Revista Literatura

Plaza Irlanda

Publicado el 18 agosto 2009 por Chaimon
Córner.
Discutido, pero en un punto cuando se juega en una plaza de barrio como La Irlanda las cosas se hablan menos que en un partido de verdad. En un estadio la figura de un árbitro provoca cosas que en una plaza nunca suceden. O sí, se va a las piñas directamente y listo.

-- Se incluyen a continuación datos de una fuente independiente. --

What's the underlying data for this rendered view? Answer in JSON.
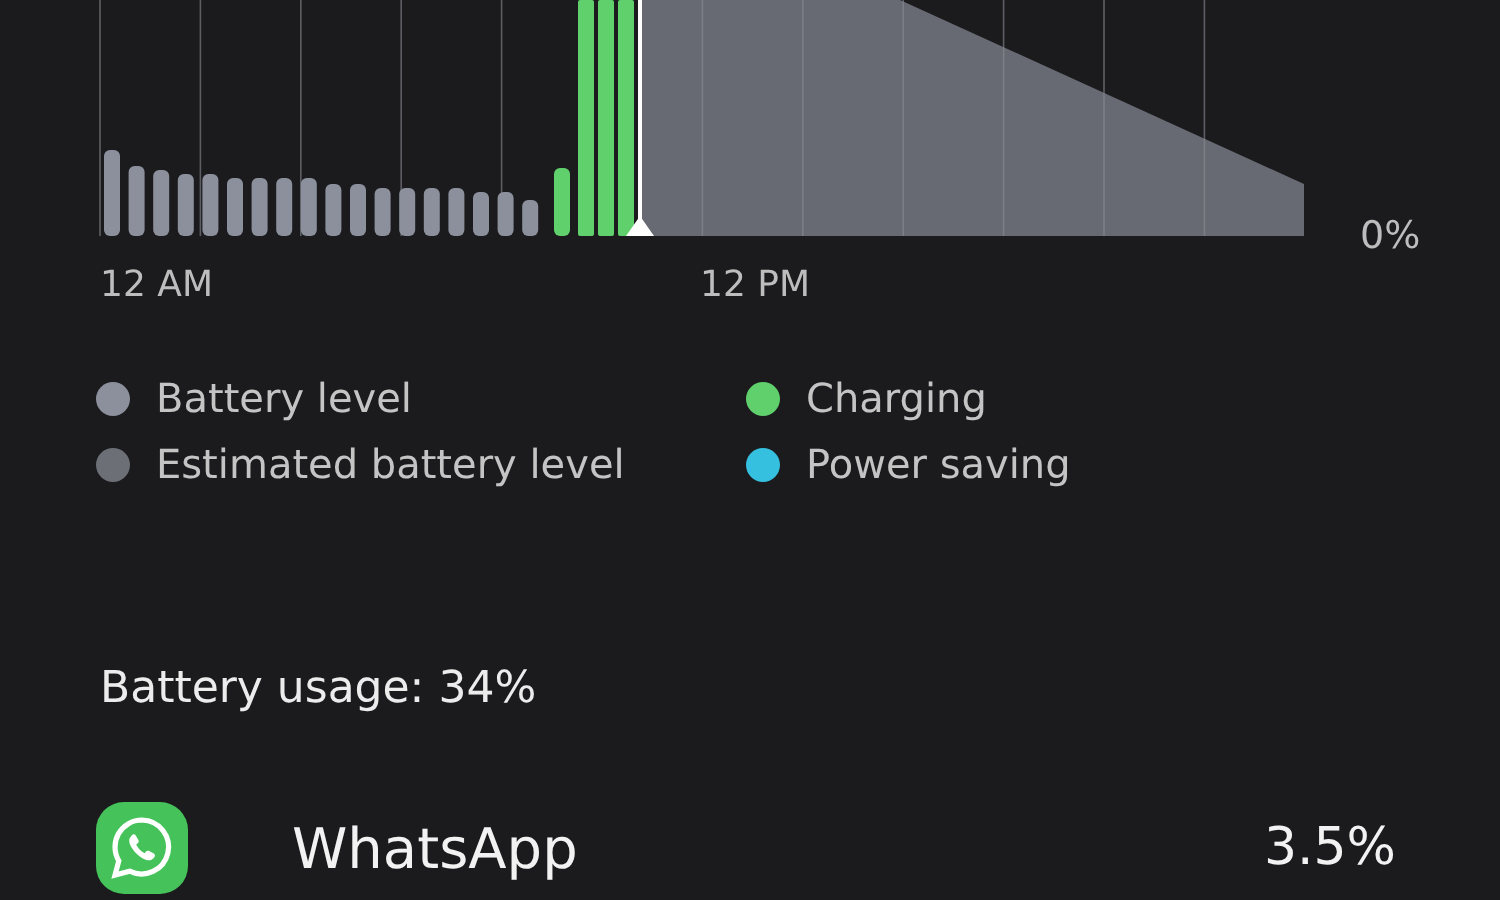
{
  "chart": {
    "axis_labels": [
      "12 AM",
      "12 PM"
    ],
    "y_label": "0%"
  },
  "legend": [
    {
      "label": "Battery level",
      "color": "#8b909c"
    },
    {
      "label": "Charging",
      "color": "#5fd06c"
    },
    {
      "label": "Estimated battery level",
      "color": "#6c6f76"
    },
    {
      "label": "Power saving",
      "color": "#35c0e0"
    }
  ],
  "usage": {
    "title": "Battery usage: 34%"
  },
  "apps": [
    {
      "name": "WhatsApp",
      "percent": "3.5%"
    }
  ]
}
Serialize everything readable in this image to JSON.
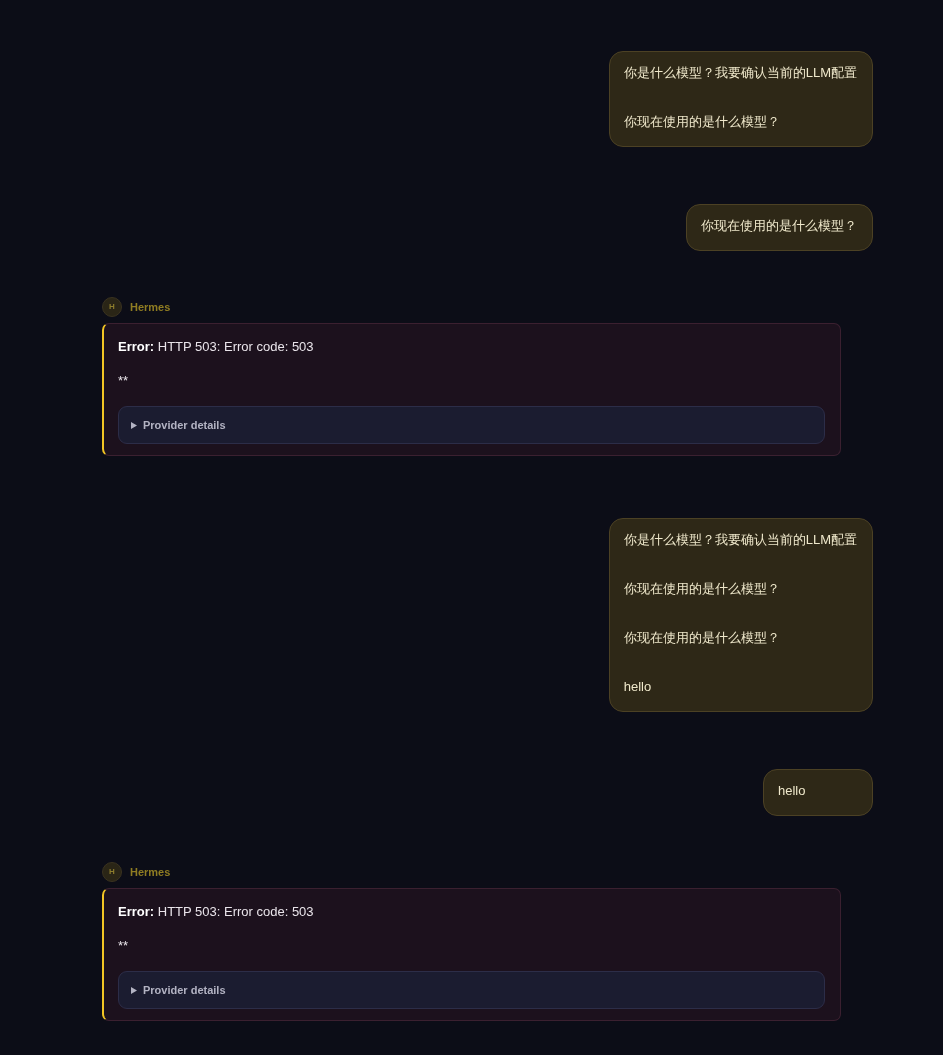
{
  "messages": [
    {
      "kind": "user",
      "paragraphs": [
        "你是什么模型？我要确认当前的LLM配置",
        "你现在使用的是什么模型？"
      ]
    },
    {
      "kind": "user",
      "paragraphs": [
        "你现在使用的是什么模型？"
      ]
    },
    {
      "kind": "assistant",
      "sender": "Hermes",
      "avatar": "H",
      "error": "**Error:** HTTP 503: Error code: 503",
      "body": "**",
      "details": {
        "label": "Provider details",
        "expanded": false
      }
    },
    {
      "kind": "user",
      "paragraphs": [
        "你是什么模型？我要确认当前的LLM配置",
        "你现在使用的是什么模型？",
        "你现在使用的是什么模型？",
        "hello"
      ]
    },
    {
      "kind": "user",
      "paragraphs": [
        "hello"
      ]
    },
    {
      "kind": "assistant",
      "sender": "Hermes",
      "avatar": "H",
      "error": "**Error:** HTTP 503: Error code: 503",
      "body": "**",
      "details": {
        "label": "Provider details",
        "expanded": false
      }
    }
  ]
}
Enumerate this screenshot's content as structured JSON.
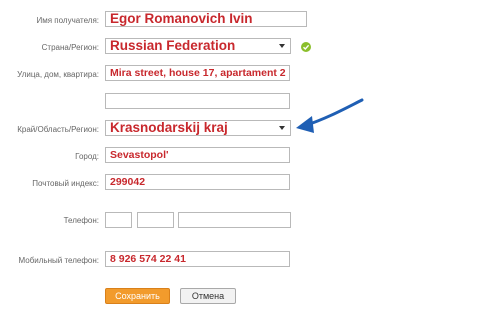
{
  "form": {
    "recipient": {
      "label": "Имя получателя:",
      "value": "Egor Romanovich Ivin"
    },
    "country": {
      "label": "Страна/Регион:",
      "value": "Russian Federation",
      "status_icon": "check-circle-icon",
      "status_color": "#8bbf2b"
    },
    "street": {
      "label": "Улица, дом, квартира:",
      "value": "Mira street, house 17, apartament 2"
    },
    "street2": {
      "value": ""
    },
    "region": {
      "label": "Край/Область/Регион:",
      "value": "Krasnodarskij kraj"
    },
    "city": {
      "label": "Город:",
      "value": "Sevastopol'"
    },
    "zip": {
      "label": "Почтовый индекс:",
      "value": "299042"
    },
    "phone": {
      "label": "Телефон:",
      "country_code": "",
      "area_code": "",
      "number": ""
    },
    "mobile": {
      "label": "Мобильный телефон:",
      "value": "8 926 574 22 41"
    }
  },
  "actions": {
    "save_label": "Сохранить",
    "cancel_label": "Отмена"
  },
  "annotation": {
    "icon": "arrow-icon",
    "color": "#1f5fb4"
  },
  "colors": {
    "field_text": "#c8282d",
    "save_button": "#f29b2c"
  }
}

Todo es diferente. Me atrevo a creer incluso que es otro deporte. El orsai no existe, si hay uno menos para algún equipo se juega igual. En una plaza el verde pasto es una ilusión, si llueve no se suspende, las líneas laterales, la de fondo e incluso las del arco se imaginan muchas veces: "donde está el árbol"; "hasta el banquito"; "cuando termina la tierra". Y todos respetan eso en lo que podría denominarse la primera comunicación importante entre equipos. Lo que en otra época era el intercambio de banderines.
Córner. Al fin y al cabo córner.
Discutido, gritado, insultado, "que no me pegó", "que me pegó", siempre hay alguno que miente o que sufre problemas de sensibilidad cutánea que no le permite notar el contacto del balompié.
Corner.
Existe una lógica que indica que los de baja estatura no van a cabecear y por eso quedé como último hombre en la mitad de cancha.
Mi juego siempre distó de ser desequilibrante, pero sí creo que hubiera sido un 5 o un 8 bueno, voluntarioso, de juego sencillo y eficaz, peleador y con muy pocas presencias en la selección. Me imagino en una lista sólo por una racha consecutiva de cuatro o cinco partidos buenos, no más.
La pelota sale disparada desde la esquina.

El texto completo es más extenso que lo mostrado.